TFF 35 - Don't Forget Me, la recensione
La più facile delle trappole è quella in cui cade Don't Forget Me, la tenerezza insistita e la ruffianeria verso la salute psichica dei suoi protagonisti
Nella storia un ragazzo che suona o dice di suonare il basso tuba, sembra avere un aggancio con un vecchio compagno di scuola per entrare nella sua band. Intanto una ragazza che risiede in una clinica per disturbi alimentari tira avanti in una quotidianità terribile, assieme ad altre ragazze come lei ossessionate dal non mangiare ed essere magre o dotate del problema opposto, incredibilmente sovrappeso. Si incontrano nel momento in cui il primo accompagna il suo amico di successo (con la sua ragazza modella) nell’ospedale della seconda. Come se si riconoscessero tra i due scatta qualcosa e lei usa la sua attrattiva su di lui per agganciarlo con un rapido amplesso e insieme scappare. Il resto è un declino quasi scontato, vissuto con uno stupido sorriso stampato in faccia e una quantità gigante di tenerezza.
I due non troveranno un aiuto nei genitori di lei (che non ne vogliono sapere di tenerla fuori dall’ospedale), né tantomeno nell’amico musicista (che come prevedibile non ne vuole sapere di inserirlo nella sua band pronta a partire in tournée).
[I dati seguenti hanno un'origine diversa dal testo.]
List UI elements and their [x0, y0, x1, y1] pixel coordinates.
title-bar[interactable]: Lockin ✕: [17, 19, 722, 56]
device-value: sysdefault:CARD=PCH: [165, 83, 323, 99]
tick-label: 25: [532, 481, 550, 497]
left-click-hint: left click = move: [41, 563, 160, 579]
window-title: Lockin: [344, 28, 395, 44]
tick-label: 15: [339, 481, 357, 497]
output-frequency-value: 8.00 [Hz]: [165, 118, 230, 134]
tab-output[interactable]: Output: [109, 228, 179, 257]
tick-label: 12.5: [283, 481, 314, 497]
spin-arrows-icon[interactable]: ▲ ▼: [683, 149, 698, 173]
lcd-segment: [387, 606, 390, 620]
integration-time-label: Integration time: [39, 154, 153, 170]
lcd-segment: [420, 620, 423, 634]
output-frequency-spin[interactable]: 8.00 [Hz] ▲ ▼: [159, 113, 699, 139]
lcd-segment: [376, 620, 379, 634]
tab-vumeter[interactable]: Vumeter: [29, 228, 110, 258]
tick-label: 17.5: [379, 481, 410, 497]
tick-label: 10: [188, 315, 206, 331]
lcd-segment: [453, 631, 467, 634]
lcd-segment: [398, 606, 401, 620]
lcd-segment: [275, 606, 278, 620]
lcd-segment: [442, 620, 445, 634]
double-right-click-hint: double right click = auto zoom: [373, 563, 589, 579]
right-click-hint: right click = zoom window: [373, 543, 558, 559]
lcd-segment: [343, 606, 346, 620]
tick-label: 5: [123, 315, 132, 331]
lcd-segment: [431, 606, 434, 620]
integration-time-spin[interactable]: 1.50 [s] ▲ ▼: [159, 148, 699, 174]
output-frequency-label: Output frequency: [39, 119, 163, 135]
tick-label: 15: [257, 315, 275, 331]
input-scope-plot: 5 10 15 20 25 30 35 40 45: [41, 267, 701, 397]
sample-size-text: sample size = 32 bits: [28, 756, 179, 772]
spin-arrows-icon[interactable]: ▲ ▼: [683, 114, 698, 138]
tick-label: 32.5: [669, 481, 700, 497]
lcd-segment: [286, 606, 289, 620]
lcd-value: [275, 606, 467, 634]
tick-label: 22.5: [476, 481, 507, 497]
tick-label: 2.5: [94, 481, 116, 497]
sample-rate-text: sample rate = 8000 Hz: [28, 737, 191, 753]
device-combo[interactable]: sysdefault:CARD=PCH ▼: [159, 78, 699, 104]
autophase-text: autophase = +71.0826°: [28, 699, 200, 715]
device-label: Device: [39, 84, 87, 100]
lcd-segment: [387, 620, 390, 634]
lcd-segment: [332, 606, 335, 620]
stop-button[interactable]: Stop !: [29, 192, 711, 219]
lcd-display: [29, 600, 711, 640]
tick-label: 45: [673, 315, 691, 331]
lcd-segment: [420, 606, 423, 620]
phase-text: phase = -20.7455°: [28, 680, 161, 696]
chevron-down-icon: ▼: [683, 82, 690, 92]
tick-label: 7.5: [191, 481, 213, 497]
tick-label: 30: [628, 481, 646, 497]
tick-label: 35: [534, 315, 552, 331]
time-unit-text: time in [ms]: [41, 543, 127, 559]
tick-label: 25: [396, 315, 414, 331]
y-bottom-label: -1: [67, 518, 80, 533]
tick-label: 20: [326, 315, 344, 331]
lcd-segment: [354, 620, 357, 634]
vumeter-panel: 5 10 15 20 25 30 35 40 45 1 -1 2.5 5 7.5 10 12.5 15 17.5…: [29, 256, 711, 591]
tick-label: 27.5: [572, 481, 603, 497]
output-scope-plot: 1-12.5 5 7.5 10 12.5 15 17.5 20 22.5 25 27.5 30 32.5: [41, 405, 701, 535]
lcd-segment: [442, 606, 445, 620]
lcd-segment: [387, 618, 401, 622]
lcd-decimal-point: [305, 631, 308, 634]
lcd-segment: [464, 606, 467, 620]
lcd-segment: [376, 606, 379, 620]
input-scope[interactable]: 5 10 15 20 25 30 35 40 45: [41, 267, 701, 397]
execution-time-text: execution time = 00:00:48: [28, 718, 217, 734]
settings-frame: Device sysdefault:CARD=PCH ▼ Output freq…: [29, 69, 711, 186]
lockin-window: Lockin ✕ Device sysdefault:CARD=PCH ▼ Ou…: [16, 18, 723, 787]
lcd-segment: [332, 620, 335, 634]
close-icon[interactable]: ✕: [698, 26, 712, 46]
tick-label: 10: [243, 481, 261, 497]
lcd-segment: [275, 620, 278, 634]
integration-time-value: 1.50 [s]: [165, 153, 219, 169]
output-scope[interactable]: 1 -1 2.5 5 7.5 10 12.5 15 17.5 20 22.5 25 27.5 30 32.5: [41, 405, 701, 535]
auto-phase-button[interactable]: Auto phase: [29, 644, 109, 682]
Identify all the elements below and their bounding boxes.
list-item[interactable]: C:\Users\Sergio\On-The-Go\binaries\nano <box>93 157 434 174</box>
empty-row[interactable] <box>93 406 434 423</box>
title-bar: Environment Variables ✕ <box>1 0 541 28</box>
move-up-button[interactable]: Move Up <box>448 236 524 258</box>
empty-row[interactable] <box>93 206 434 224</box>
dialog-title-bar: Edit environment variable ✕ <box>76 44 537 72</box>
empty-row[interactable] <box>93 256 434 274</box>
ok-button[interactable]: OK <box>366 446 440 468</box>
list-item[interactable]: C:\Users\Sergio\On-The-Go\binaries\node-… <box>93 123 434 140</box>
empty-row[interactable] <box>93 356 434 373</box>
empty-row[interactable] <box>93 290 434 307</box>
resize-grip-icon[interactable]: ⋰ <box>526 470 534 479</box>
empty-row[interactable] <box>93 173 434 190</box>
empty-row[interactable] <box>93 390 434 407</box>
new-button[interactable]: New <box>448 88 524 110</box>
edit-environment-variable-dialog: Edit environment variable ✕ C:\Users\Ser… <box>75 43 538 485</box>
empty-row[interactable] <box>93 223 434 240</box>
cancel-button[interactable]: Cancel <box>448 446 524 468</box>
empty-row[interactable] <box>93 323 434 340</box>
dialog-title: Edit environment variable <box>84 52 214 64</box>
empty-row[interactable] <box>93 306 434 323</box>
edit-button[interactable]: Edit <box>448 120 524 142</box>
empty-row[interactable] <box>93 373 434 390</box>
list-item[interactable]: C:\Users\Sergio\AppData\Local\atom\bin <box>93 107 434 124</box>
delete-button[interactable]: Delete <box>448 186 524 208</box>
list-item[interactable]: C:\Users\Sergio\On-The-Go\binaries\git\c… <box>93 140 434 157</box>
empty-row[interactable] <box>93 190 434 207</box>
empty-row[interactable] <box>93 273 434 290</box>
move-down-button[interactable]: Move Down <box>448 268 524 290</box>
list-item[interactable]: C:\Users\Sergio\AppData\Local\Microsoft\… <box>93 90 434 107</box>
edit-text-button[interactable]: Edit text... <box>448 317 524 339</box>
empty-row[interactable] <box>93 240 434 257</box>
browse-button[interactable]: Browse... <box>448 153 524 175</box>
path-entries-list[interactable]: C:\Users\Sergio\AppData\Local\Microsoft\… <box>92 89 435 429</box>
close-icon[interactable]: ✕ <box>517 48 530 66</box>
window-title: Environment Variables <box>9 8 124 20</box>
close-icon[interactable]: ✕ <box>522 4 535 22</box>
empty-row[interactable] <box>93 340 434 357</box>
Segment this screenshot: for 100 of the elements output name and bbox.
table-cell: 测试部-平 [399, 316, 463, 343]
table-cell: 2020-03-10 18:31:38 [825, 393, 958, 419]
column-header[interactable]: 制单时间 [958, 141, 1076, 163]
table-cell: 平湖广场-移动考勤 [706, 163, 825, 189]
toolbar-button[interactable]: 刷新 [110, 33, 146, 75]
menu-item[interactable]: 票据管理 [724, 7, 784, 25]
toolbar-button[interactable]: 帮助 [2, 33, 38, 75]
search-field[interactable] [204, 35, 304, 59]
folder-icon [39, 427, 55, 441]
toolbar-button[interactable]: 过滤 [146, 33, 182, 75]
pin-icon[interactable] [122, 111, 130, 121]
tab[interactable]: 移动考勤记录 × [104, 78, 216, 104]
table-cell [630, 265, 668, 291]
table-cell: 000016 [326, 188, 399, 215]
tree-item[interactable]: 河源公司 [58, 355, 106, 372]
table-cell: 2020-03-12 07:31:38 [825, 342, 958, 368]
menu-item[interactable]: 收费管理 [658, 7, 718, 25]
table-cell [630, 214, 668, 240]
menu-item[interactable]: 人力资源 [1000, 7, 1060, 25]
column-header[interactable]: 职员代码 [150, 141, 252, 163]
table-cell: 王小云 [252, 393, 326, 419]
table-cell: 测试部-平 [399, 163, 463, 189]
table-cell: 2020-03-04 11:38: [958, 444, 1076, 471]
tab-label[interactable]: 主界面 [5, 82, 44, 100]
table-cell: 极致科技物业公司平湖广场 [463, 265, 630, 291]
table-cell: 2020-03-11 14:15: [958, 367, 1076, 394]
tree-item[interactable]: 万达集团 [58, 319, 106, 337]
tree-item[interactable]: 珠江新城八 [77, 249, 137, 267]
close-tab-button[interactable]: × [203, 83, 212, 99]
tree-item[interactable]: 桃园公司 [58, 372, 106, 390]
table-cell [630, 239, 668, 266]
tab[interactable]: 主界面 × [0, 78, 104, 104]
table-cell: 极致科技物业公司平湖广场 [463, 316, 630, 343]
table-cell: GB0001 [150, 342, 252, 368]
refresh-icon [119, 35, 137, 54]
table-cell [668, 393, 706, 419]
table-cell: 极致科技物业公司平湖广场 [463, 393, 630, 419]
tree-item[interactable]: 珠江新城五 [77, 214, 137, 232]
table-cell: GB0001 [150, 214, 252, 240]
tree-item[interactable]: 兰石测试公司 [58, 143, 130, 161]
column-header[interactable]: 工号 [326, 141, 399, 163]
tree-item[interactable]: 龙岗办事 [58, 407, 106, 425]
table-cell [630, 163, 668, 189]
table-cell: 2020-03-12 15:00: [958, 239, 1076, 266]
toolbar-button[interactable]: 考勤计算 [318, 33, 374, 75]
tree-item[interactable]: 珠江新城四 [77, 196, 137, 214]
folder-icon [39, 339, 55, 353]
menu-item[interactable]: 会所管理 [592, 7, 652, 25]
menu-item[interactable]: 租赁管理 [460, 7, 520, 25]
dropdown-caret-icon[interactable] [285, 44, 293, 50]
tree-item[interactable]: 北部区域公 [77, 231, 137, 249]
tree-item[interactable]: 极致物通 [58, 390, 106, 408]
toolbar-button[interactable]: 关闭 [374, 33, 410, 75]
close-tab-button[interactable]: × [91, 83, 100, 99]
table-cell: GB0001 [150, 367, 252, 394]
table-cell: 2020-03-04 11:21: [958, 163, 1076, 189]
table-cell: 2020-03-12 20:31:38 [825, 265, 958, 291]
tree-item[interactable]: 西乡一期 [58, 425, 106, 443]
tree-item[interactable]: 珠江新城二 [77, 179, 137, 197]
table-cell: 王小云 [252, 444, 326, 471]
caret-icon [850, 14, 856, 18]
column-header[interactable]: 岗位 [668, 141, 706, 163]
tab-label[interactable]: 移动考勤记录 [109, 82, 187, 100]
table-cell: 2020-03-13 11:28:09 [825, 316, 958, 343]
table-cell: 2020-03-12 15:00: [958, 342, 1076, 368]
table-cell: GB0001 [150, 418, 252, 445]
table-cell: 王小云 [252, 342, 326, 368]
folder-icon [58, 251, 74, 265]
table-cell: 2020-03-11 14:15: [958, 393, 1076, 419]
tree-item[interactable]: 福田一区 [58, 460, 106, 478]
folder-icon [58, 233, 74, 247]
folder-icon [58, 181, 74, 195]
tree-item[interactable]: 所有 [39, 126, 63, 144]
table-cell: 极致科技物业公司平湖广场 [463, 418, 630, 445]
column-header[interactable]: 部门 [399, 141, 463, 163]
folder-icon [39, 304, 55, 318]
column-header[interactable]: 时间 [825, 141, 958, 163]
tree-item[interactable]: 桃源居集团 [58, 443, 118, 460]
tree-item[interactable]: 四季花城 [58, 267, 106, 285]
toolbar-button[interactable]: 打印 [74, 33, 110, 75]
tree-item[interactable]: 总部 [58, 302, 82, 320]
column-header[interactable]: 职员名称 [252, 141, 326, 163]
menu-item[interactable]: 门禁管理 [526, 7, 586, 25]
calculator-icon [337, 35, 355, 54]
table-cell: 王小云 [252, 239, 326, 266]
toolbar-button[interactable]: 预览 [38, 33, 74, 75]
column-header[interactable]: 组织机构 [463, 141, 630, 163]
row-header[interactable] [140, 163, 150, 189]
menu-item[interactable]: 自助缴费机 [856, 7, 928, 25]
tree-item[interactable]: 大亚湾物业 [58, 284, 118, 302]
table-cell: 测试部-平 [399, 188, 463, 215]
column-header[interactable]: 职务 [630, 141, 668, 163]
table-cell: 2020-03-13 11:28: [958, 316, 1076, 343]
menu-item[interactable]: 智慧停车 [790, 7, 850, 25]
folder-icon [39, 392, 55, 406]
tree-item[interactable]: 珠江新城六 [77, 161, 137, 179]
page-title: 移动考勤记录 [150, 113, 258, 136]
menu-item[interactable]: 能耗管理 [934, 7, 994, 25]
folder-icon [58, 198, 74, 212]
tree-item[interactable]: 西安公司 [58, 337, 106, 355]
Troveranno conforto solo nell’uso del corpo e di nuovo, qui, quando tangenzialmente torna ad affrontare il problema alimentare raccontando la fierezza che lei ha del suo corpo, come si faccia toccare e voglia essere concepita come oggetto sessuale, Don’t Forget Me diventa un buon film, ma sono sprazzi in un oceano di pietismo.